The schema above was inspired by ELT data warehouses, and was thus designed to be universal and be able to store data from any VCF file, as opposed to a more explicit "wide" schema where values and INFO field data are populated directly into columns. This makes creating the database fast and reliable, but defers the responsibility of understanding and extracting the data to downstream tools.

So, after creating the database, it might be helpful to use CTEs and database views to make querying easier.
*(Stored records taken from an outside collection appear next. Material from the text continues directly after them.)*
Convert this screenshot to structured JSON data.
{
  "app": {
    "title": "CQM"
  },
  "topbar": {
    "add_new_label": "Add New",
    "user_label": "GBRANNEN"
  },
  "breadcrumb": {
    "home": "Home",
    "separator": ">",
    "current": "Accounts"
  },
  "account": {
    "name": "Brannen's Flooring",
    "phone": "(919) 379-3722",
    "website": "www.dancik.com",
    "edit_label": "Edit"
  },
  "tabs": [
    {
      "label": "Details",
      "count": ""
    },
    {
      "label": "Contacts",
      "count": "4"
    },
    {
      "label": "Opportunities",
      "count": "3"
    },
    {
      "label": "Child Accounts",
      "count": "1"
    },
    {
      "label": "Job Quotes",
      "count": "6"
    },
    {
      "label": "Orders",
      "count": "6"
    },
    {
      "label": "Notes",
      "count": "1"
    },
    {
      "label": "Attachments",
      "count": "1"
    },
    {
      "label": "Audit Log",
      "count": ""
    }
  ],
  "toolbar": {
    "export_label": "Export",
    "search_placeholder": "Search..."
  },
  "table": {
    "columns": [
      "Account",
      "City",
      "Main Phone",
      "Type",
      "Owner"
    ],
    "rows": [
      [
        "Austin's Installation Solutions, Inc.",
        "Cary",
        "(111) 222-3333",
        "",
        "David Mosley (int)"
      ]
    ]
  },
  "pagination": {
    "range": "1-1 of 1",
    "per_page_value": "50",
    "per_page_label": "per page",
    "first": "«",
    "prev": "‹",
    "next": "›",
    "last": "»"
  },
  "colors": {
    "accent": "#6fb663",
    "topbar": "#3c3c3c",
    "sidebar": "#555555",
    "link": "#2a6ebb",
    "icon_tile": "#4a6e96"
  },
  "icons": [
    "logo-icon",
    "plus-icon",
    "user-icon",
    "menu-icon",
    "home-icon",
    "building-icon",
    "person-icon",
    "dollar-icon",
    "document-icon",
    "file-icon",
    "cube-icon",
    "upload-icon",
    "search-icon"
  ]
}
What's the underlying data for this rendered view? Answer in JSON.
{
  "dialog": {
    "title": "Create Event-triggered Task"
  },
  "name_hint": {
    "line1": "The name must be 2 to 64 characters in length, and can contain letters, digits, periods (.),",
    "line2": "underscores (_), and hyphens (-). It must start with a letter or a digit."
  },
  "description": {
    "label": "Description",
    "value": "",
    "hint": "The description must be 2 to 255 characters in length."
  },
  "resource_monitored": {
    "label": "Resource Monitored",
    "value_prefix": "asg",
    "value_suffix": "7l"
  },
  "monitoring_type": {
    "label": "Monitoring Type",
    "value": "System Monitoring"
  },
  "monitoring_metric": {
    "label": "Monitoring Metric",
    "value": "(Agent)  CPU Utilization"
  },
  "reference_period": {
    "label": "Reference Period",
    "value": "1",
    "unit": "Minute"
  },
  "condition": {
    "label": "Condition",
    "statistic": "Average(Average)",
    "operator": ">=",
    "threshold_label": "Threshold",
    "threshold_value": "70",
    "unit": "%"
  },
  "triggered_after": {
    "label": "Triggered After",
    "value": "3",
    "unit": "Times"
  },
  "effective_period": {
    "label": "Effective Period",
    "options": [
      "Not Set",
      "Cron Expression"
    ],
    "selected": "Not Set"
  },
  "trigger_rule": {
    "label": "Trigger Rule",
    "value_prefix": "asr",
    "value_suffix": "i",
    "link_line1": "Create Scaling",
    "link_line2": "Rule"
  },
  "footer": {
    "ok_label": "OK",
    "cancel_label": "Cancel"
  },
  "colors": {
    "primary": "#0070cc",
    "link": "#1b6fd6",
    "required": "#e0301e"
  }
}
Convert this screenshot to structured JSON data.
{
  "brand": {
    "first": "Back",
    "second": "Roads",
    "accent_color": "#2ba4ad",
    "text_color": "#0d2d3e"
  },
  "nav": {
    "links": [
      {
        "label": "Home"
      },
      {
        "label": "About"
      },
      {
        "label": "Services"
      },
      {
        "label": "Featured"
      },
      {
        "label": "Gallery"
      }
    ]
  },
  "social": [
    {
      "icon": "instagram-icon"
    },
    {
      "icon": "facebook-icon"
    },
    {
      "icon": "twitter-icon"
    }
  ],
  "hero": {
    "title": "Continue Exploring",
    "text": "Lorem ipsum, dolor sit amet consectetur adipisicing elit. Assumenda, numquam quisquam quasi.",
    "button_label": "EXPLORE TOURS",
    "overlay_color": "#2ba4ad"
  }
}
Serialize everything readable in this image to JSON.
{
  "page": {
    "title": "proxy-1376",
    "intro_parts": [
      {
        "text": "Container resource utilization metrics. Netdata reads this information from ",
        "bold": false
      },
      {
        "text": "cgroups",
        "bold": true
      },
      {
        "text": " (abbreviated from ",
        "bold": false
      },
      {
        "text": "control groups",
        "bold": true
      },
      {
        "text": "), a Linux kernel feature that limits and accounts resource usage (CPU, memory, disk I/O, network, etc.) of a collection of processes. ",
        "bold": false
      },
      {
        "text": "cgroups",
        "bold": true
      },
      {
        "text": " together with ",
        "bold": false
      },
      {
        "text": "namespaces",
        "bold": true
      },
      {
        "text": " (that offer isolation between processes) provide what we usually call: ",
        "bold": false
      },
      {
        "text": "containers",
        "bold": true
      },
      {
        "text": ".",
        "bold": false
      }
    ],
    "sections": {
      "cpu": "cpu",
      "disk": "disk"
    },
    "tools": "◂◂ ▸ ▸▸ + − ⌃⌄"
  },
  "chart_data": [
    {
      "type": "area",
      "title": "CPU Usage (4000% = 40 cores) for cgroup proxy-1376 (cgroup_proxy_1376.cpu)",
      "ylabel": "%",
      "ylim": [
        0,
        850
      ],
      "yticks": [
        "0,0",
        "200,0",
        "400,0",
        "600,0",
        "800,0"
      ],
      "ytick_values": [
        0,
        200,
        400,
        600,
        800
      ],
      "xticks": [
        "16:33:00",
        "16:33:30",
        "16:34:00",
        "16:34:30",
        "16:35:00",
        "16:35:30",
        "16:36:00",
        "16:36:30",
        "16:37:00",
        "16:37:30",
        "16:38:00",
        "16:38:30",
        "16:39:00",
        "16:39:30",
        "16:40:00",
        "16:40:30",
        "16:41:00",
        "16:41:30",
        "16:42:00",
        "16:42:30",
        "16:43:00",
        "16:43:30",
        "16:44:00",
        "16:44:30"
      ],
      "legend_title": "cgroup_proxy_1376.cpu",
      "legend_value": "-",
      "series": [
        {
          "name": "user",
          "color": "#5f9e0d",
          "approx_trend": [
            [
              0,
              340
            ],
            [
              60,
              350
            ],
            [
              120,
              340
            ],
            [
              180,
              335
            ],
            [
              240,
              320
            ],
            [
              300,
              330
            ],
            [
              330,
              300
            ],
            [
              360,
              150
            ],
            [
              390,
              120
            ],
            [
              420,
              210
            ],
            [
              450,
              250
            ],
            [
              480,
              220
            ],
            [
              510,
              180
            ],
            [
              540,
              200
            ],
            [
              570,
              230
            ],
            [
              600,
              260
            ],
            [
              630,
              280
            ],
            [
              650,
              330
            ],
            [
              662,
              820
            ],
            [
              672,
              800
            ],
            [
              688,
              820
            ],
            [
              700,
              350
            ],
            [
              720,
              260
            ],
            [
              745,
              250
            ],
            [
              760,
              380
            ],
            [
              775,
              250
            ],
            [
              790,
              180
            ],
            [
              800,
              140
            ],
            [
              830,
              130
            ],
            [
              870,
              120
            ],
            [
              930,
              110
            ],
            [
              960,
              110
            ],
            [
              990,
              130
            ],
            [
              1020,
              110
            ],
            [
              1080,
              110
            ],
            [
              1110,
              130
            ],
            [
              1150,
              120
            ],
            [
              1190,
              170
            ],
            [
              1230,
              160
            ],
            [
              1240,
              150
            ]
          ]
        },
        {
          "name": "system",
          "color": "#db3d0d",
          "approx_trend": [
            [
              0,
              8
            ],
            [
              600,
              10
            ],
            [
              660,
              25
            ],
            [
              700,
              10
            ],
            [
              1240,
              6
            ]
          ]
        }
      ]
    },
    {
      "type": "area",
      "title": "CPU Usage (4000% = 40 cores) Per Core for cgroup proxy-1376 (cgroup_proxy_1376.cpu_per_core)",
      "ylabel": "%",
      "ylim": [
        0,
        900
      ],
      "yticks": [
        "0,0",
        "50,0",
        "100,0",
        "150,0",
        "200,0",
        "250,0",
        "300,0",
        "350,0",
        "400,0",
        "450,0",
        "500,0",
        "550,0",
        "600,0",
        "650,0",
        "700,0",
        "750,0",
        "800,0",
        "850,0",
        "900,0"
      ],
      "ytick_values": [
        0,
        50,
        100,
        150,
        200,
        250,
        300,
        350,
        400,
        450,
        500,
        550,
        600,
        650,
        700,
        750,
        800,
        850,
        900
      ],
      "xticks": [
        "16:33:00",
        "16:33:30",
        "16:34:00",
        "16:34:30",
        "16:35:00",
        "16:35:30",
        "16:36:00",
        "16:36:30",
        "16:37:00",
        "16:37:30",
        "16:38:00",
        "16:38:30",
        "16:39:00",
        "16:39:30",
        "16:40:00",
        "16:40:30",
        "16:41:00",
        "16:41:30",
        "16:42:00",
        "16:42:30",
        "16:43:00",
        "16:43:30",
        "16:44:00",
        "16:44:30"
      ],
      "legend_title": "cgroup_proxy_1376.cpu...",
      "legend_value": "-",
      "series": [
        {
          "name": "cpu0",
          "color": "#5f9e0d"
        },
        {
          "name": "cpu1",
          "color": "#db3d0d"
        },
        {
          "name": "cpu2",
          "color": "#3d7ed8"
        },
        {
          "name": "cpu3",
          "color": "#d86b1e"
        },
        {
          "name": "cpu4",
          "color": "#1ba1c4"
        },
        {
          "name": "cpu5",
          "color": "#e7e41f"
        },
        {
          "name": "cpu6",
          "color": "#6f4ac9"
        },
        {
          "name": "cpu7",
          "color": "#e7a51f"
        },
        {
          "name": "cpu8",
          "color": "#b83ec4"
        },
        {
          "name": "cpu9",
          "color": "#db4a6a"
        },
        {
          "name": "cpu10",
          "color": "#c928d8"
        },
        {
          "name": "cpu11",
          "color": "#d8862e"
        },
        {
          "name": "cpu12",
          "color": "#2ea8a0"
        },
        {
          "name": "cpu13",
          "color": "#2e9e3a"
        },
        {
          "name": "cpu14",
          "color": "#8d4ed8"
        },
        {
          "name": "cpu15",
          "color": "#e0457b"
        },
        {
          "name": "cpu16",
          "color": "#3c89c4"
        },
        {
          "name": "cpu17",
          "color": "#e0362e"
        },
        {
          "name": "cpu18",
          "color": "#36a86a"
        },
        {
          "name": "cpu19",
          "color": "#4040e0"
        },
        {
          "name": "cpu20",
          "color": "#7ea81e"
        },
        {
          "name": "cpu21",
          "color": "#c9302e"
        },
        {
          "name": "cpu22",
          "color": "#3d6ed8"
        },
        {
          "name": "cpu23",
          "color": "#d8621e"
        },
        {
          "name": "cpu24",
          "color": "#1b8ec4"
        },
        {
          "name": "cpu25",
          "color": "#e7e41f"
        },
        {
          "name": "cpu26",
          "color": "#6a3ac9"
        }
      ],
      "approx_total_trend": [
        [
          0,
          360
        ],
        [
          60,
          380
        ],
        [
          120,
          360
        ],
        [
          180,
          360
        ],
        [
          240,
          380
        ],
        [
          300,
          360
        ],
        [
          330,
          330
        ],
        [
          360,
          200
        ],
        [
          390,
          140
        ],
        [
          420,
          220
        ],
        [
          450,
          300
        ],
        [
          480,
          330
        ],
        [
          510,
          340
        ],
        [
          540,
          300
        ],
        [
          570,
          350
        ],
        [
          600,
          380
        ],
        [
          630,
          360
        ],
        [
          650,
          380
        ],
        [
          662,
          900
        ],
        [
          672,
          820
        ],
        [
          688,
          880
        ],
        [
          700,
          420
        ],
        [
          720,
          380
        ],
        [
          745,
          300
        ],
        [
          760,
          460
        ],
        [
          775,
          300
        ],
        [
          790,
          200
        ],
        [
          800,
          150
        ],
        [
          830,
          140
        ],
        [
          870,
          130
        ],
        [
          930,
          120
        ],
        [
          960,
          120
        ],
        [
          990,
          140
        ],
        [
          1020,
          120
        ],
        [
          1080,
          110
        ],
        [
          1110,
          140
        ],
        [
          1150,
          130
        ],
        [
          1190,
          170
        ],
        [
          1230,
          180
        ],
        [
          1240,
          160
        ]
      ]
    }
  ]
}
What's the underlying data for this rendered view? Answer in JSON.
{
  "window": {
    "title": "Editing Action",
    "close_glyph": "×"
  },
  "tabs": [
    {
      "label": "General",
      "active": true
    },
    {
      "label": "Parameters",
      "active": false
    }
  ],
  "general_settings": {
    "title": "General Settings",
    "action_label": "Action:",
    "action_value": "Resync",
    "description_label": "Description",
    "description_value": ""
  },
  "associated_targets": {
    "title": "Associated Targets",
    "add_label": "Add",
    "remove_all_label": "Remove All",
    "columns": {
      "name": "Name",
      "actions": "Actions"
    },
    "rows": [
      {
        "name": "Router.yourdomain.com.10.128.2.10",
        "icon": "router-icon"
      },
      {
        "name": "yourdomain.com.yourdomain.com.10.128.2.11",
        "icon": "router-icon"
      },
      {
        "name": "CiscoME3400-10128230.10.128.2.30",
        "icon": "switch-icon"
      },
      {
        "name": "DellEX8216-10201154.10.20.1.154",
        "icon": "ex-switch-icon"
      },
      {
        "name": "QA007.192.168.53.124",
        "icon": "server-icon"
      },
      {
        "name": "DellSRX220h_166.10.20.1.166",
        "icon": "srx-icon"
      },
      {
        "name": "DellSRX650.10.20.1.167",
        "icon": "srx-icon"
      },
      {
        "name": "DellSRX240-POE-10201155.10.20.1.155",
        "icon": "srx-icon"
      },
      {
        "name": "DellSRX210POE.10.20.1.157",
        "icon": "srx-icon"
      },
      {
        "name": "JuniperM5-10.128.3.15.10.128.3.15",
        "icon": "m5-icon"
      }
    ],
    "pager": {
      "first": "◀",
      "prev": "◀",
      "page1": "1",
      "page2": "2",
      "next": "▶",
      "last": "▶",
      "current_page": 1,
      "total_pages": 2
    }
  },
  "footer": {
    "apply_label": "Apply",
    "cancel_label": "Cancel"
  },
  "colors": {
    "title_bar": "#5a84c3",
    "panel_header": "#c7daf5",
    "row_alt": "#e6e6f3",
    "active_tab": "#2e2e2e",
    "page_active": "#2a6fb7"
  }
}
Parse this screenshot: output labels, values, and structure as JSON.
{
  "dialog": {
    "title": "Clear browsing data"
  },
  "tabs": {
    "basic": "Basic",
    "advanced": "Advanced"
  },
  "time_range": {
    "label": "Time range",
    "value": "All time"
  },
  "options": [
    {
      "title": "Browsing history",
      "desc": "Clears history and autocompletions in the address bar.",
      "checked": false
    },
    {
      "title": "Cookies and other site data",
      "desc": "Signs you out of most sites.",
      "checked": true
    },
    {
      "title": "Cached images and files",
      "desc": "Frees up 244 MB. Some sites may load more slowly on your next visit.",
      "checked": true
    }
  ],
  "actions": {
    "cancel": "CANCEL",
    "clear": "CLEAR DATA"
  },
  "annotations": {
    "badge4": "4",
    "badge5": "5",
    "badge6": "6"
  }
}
For instance, to simulate a wide table containing variants' top-level values (defined in the `FORMAT` column of the VCF), one could define these views:

```python
import duckdb

with duckdb.connect("tmp.duckdb") as db:
    db.sql("IMPORT DATABASE './output_parquet'")

    # separate `vals_info` into views for values and INFO
    db.sql("""
        CREATE OR REPLACE VIEW vals AS (
            SELECT
                *
            FROM
                vals_info
            WHERE
                kind = 'val'
        )
    """)
    
    db.sql("""
        CREATE OR REPLACE VIEW info AS (
            SELECT
                *
            FROM
                vals_info
            WHERE
                kind = 'info'
        )
    """)
    
    # make a wide view for all top-level values
    db.sql("""
        CREATE OR REPLACE VIEW vals_wide AS (
            SELECT
                DISTINCT vals.vid,
                t_ad.ad[1] AS ref_count,
                t_ad.ad[2] AS alt_count,
                t_af.af,
                t_dp.dp,
                t_gt.gt,
                t_ps.ps
            FROM
                vals
    
            LEFT OUTER JOIN (
                SELECT
                    vid,
                    v_integer_arr AS ad
                FROM
                    vals
                WHERE
                    k = 'ad'
            ) t_ad ON vals.vid = t_ad.vid
    
            LEFT OUTER JOIN (
                SELECT
                    vid,
                    v_float AS af
                FROM
                    vals
                WHERE
                    k = 'af'
            ) t_af ON vals.vid = t_af.vid
    
            LEFT OUTER JOIN (
                SELECT
                    vid,
                    v_integer AS dp
                FROM
                    vals
                WHERE
                    k = 'dp'
            ) t_dp ON vals.vid = t_dp.vid
    
            LEFT OUTER JOIN (
                SELECT
                    vid,
                    v_varchar AS gt
                FROM
                    vals
                WHERE
                    k = 'gt'
            ) t_gt ON vals.vid = t_gt.vid
    
            LEFT OUTER JOIN (
                SELECT
                    vid,
                    v_integer AS ps
                FROM
                    vals
                WHERE
                    k = 'ps'
            ) t_ps ON vals.vid = t_ps.vid
        )
    """)
```

## Limitations

- No test suite (yet)
- This isn't tested on VCFs containing structural variants and is unlikely to work as expected.
- The JSON objects used to store compound info fields use strings for all values, since the VCF header contains no information about these types. Tools like VEP arguably abuse the [VCF spec](https://samtools.github.io/hts-specs/VCFv4.2.pdf) by storing data like `foo|14.1|bar` in single fields, but there's nothing we can do about this.
- This package doesn't currently handle multi-allelic fields, so it's recommended to pre-process the VCF with `bcftools norm --multiallelics=-` and supply the `--no-multiallelics` argument here.
- Which column (`v_boolean`, `v_varchar_arr`, etc.) each kind of data is stored in is determined by what's in the VCF header, which might not be reliable.